Audio frontends are defined in birdnet_stm32/models/frontend.py. Each frontend transforms a specific input representation (waveform, STFT, mel spectrogram, etc.) into a fixed-size tensor for the DS-CNN backbone.

Steps¶

1. Register the frontend name¶

Add the canonical name to VALID_FRONTENDS in frontend.py:

VALID_FRONTENDS = ("librosa", "hybrid", "raw", "mfcc", "log_mel", "your_frontend")

2. Implement the frontend branch¶

In the AudioFrontendLayer.call() method, add a branch for your frontend:

elif self.frontend_mode == "your_frontend":
    x = self._your_frontend_ops(inputs)

Keep the implementation as a sequence of standard Keras layers (Conv2D, DepthwiseConv2D, BatchNormalization, ReLU6, etc.) to ensure NPU compatibility.

3. Define the input shape¶

In AudioFrontendLayer.build() or the model builder, specify the expected input shape for your frontend. The model builder in dscnn.py uses this to construct the correct Input layer.

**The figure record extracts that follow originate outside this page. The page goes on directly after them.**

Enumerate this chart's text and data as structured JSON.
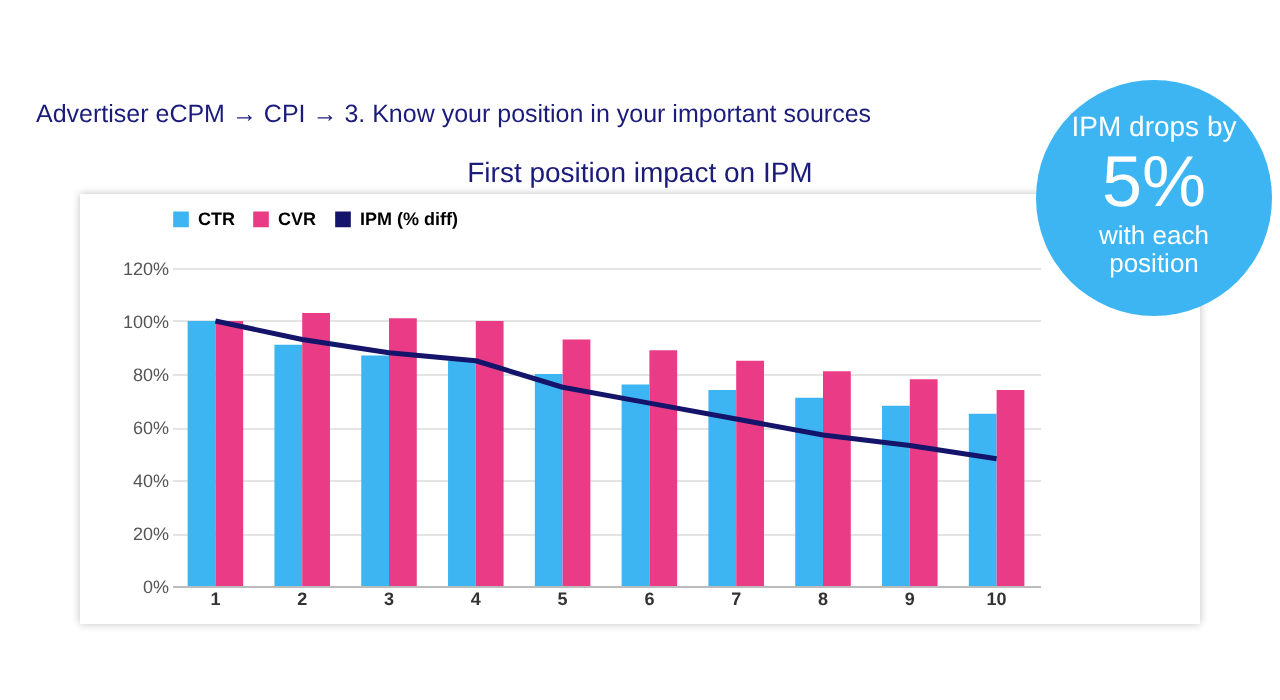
{
  "chart_data": {
    "type": "bar",
    "title": "First position impact on IPM",
    "annotations": [
      "Advertiser eCPM → CPI → 3. Know your position in your important sources",
      "IPM drops by",
      "5%",
      "with each position"
    ],
    "categories": [
      "1",
      "2",
      "3",
      "4",
      "5",
      "6",
      "7",
      "8",
      "9",
      "10"
    ],
    "series": [
      {
        "name": "CTR",
        "color": "#3db5f2",
        "values": [
          100,
          91,
          87,
          85,
          80,
          76,
          74,
          71,
          68,
          65
        ]
      },
      {
        "name": "CVR",
        "color": "#ea3b86",
        "values": [
          100,
          103,
          101,
          100,
          93,
          89,
          85,
          81,
          78,
          74
        ]
      },
      {
        "name": "IPM (% diff)",
        "type": "line",
        "color": "#14146b",
        "values": [
          100,
          93,
          88,
          85,
          75,
          69,
          63,
          57,
          53,
          48
        ]
      }
    ],
    "ylim": [
      0,
      120
    ],
    "yticks": [
      {
        "value": 0,
        "label": "0%"
      },
      {
        "value": 20,
        "label": "20%"
      },
      {
        "value": 40,
        "label": "40%"
      },
      {
        "value": 60,
        "label": "60%"
      },
      {
        "value": 80,
        "label": "80%"
      },
      {
        "value": 100,
        "label": "100%"
      },
      {
        "value": 120,
        "label": "120%"
      }
    ],
    "grid": "y",
    "legend": "top",
    "marker": "none",
    "line_style": "solid"
  }
}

4. Add magnitude scaling support¶

If your frontend produces a spectrogram-like output, apply the MagnitudeScalingLayer after your frontend's feature extraction:

x = self.mag_layer(x)  # PWL/PCEN/dB/none

5. Update the data pipeline¶

In birdnet_stm32/data/dataset.py, add the preprocessing logic for your frontend. The data generator must produce inputs in the shape your frontend expects.

6. N6 compatibility checklist¶

Before merging, verify:

[ ] All ops are in the N6 NPU supported set
[ ] Channel counts are multiples of 8
[ ] Input size does not exceed the 16-bit activation limit (65,536 elements)
[ ] Run stedgeai analyze on the exported TFLite model
[ ] Cosine similarity > 0.95 after PTQ

7. Add tests¶

Create tests/test_frontend_your_frontend.py with:

Output shape test for known input dimensions
Magnitude scaling integration test
Round-trip test: build model → export TFLite → run inference

8. Update documentation¶

Add a section to docs/dev/audio-frontends.md
Update the frontend count in docs/index.md
Update the mermaid diagram in docs/dev/architecture.md

Example: the `mfcc` frontend¶

The mfcc frontend is a good reference for a simple precomputed frontend:

Input: [B, num_mfcc, spec_width, 1] — precomputed offline
In-graph ops: magnitude scaling only
No trainable parameters in the frontend itself
Data pipeline computes MFCCs using librosa.feature.mfcc()

For an in-graph frontend (like hybrid or raw), the implementation is more involved because the feature extraction layers must be NPU-compatible.